Egyptian monk and Desert Father

Bessarion of Egypt, also known as Bessarion of Scetis or Bessarion the Great (4th century – 5th century) was an Egyptian Christian monk who lived around the 4th to 5th century in Egypt, wandering in the Nitrian Desert.

As a Desert Father, he is venerated as a saint by the Eastern Orthodox Church, Oriental Orthodox Church, and Roman Catholic Church, the former two commemorate him on 6 June while the latter commemorates him on 17 June.

==Biography==
Much of what we know about the saint's life is recorded in the Sayings of the Desert Fathers. He was baptized in his teens, after which he set out on a pilgrimage to visit different holy sites. He visited some of the monasteries in the hinterland of Jordan, where he learned about monastic life.

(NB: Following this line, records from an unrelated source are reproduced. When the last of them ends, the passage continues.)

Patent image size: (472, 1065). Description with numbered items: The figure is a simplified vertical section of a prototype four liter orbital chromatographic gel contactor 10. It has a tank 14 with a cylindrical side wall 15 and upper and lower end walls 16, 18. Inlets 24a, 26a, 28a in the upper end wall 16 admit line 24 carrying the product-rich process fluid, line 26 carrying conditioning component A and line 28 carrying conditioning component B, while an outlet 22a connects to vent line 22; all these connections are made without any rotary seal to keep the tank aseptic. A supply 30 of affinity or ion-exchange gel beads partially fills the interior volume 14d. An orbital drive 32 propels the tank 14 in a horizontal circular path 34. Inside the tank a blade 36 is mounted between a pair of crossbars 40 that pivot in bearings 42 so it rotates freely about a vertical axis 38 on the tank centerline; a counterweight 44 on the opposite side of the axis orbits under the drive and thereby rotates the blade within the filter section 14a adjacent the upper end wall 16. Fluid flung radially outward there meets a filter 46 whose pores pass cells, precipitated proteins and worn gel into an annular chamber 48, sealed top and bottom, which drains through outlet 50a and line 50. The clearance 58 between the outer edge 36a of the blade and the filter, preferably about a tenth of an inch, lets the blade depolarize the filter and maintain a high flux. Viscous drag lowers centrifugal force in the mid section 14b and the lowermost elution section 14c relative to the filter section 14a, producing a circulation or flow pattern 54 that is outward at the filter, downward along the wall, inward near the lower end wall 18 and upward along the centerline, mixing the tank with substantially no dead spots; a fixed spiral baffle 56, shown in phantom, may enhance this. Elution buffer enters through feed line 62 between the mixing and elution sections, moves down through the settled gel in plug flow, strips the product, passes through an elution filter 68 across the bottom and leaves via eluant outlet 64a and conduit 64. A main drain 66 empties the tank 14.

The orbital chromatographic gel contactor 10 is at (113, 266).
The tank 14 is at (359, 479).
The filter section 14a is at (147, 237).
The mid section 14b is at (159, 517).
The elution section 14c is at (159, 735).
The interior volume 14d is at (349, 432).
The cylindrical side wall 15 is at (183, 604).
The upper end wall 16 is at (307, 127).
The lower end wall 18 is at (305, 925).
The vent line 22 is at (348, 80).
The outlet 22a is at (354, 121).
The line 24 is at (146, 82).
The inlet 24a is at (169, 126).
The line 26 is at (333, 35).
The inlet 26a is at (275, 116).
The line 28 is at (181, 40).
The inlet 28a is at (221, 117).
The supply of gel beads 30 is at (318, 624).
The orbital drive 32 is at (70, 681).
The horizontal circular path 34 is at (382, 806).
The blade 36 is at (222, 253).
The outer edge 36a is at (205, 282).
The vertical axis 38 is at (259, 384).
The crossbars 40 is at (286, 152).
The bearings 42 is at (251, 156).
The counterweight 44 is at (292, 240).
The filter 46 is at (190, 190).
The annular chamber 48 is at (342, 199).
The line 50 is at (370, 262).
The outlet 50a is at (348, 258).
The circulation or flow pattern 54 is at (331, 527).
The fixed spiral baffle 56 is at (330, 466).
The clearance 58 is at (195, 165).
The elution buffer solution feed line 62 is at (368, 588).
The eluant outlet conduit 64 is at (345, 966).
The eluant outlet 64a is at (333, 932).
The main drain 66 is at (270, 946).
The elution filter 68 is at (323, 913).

Upon his return, he became a monk and was a disciple of St. Isidore of Pelusium. According to his hagiography, he chose to despise his own body, always sleeping in the open air without shelter, dressed only in a few rags, and withstood both heat and cold. He ate only once a week, spent his time wandering in the desert, always slept under the open sky, and never lay down, choosing always to remain standing or sitting. A legend says that once he remained for forty days and forty nights in prayer, abstaining from eating and sleeping. He died at a great age.

==Legends and miracles==
The Sayings of the Desert Fathers, Bessarion received the gift of performing miracles from God, and would have used this ability to quench the thirst of his disciples, by using his prayer alone to make rivers flow in the desolate lands where he lived.

It is said that his humility was so great that once, while visiting a skete, seeing a priest chasing away a novice caught sinning, he ran to the two exclaiming, "I too am a sinner". His name is sometimes substituted for that of Saint Paphnutius of Thebes in the legend of the conversion of Saint Thaïs.